Effects of the Invention As is clear from the above embodiments, according to the present invention, the induction coil has a spiral shape, the inner circumference is wound in one stage of 11 vanes, and the outer circumference is formed in multiple stages of winding. By increasing the number of winding turns per area of the pot at the outer periphery of the pot, the heat generation at the outer periphery at the bottom of the pot is greater than the heat generation at the inner periphery, creating an imbalance in heat generation and actively increasing the inside of the pot. By generating convection between the outer plates, the temperature of the food to be cooked can be made uniform, and by improving the water absorption effect when cooking rice, etc., delicious rice can be cooked.

In addition, by associating the outermost circumference of the induction coil with the corner radius of the bottom of the pot, it is possible to achieve highly efficient heat generation and avoid the effect of increasing the outer diameter of the induction coil on the size of the main body outer frame, saving space. It is also possible to aim for this.

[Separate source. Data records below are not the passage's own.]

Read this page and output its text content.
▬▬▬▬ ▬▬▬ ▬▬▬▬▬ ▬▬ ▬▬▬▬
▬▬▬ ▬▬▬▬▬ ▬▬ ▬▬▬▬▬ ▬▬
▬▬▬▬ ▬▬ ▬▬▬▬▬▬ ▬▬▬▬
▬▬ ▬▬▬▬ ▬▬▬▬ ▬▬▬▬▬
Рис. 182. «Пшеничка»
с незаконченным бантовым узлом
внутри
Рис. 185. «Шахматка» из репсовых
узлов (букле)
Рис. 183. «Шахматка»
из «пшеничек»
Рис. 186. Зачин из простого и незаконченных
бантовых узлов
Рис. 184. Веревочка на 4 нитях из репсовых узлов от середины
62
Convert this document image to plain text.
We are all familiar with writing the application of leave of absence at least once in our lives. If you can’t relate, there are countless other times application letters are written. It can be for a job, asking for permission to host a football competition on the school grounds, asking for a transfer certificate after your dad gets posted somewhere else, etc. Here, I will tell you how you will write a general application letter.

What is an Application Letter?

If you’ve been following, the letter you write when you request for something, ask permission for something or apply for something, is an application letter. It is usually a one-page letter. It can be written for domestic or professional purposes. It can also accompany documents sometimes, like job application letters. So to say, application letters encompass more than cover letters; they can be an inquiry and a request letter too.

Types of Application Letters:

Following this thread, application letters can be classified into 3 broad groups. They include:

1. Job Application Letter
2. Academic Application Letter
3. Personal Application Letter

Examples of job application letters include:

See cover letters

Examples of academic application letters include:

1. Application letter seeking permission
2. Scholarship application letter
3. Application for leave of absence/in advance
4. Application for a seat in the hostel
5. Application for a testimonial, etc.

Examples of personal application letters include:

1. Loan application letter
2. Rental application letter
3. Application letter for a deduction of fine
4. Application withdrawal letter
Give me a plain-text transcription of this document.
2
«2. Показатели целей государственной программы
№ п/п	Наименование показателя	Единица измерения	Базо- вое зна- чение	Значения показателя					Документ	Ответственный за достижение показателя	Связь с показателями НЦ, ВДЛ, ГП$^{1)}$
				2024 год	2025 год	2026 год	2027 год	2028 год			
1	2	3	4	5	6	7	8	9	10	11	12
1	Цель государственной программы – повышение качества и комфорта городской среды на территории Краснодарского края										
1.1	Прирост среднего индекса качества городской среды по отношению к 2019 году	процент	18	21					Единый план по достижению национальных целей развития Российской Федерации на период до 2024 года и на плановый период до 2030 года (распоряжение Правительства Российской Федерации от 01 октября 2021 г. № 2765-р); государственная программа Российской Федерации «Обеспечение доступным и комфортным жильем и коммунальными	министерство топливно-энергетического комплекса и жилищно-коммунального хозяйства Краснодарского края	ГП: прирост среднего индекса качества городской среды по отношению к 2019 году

[Brief explanation of drawings]

FIG. 1 is a sectional view showing an embodiment of the present invention, which also serves as a jar;
FIG. 4 is a perspective view of the induction coil. 1... Cooker body, 6... Pot, 6a.
...Round part of the pot, 8...Induction coil, 8b...Two stages of winding.

Claims (2)

[Claims] (1) A pot to be stored in the main body of the cooker, and an induction coil that is opposed to the bottom of the pot and heats the pot, the shape of the induction coil is spiral, and the inner circumference is wound in one step,
A cooking device in which the outer periphery of the pot is wound in multiple stages to increase the number of winding turns per area of the pot. (2) A claim in which the outermost peripheral part of the induction coil is located outside the contact point between the R part formed at the bottom corner of the pot and the bottom surface of the pot, and inside the contact point between the R part and the side surface of the pot. The cooker according to item 1.